There's loads of talk right now about whether group-buying coupon service Groupon will sell to a big buyer or will hold out as an independent company in the hopes that it may become the world's leading name in local-business advertising. The barrage of rumors over Groupon is an interesting one--Yahoo wants it! Yahoo loses it! Google may be willing to fork over $4 billion for it! Groupon doesn't want to sell! Wait, has Google bought it?--is an interesting one, if only for the reason that most of the acquisition targets these days are eyed for the hot technology they've built. Groupon isn't.
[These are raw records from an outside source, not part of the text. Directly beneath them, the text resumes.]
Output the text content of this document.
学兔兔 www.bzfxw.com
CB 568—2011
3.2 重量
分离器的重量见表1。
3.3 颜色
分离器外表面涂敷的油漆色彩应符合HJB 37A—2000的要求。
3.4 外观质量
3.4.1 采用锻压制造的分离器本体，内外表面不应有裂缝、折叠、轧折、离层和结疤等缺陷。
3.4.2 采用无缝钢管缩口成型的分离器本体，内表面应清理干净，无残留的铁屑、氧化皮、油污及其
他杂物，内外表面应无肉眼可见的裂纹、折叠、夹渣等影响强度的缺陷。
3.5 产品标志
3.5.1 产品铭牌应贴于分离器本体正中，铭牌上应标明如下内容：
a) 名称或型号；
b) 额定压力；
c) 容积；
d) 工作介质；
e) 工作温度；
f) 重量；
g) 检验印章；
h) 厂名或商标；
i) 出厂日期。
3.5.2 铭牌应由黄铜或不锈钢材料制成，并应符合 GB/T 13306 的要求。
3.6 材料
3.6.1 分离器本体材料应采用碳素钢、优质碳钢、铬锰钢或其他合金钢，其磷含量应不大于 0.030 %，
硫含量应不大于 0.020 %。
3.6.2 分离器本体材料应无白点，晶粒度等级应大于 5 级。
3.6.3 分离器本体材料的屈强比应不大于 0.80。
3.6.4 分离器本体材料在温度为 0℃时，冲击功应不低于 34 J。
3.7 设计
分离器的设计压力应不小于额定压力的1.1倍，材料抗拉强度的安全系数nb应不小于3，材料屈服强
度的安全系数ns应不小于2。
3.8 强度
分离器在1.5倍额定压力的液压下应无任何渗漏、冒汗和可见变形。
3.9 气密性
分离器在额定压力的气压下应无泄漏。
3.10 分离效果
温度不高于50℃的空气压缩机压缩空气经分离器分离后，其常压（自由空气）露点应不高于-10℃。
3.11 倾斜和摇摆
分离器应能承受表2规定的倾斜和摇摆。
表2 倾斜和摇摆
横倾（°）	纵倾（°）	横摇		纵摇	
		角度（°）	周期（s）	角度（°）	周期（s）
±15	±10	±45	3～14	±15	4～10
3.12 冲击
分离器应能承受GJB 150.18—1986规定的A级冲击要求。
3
What it boils down to, primarily, is the fact that Groupon's "secret sauce" is not its technology--as evidenced by the fact that the group-buying model, which had a short and unsuccessful stint in the dot-com days, has proven ridiculously easy to replicate and that hundreds of "Groupon clones" have popped up--but its massive sales force and how that sales force is organized. It's not Google's usual cup of tea, but it's one of Google's own weak spots. And on the other side of things, it's something Groupon may not be able to maintain at such a fast clip on its own.
Groupon is a bit wacky: The Chicago-headquartered company, under the reign of proudly eccentric CEO Andrew Mason (he keeps a level head by surrounding a framed copy of his Forbes magazine cover with other magazine covers featuring the CEOs of once-hyped companies that flopped), has thousands of employees brokering deals with local businesses in dozens of U.S. metro areas as well as international locales in Europe and Latin America. Many of these sales reps, copywriters, and customer service employees were sourced from the Chicago comedy scene.
All in all it's a stark contrast to the current engineer-centrism in Silicon Valley, the attitude depicted through Facebook's displaying of "HACK" in massive stylized letters on the doors to its Palo Alto, Calif. headquarters and through Google's much-publicized willingness to keep its engineers from leaving for the pre-IPO Facebook or small start-ups. If Google buys Groupon, it's not picking up an ace developer team or a legendary Valley entrepreneur. (ThePoint, a "group action" company out of which Groupon spun a few years ago, was Mason's first company.) It's also buying a company that's proven it can make money--and a lot of it--just fine on its own.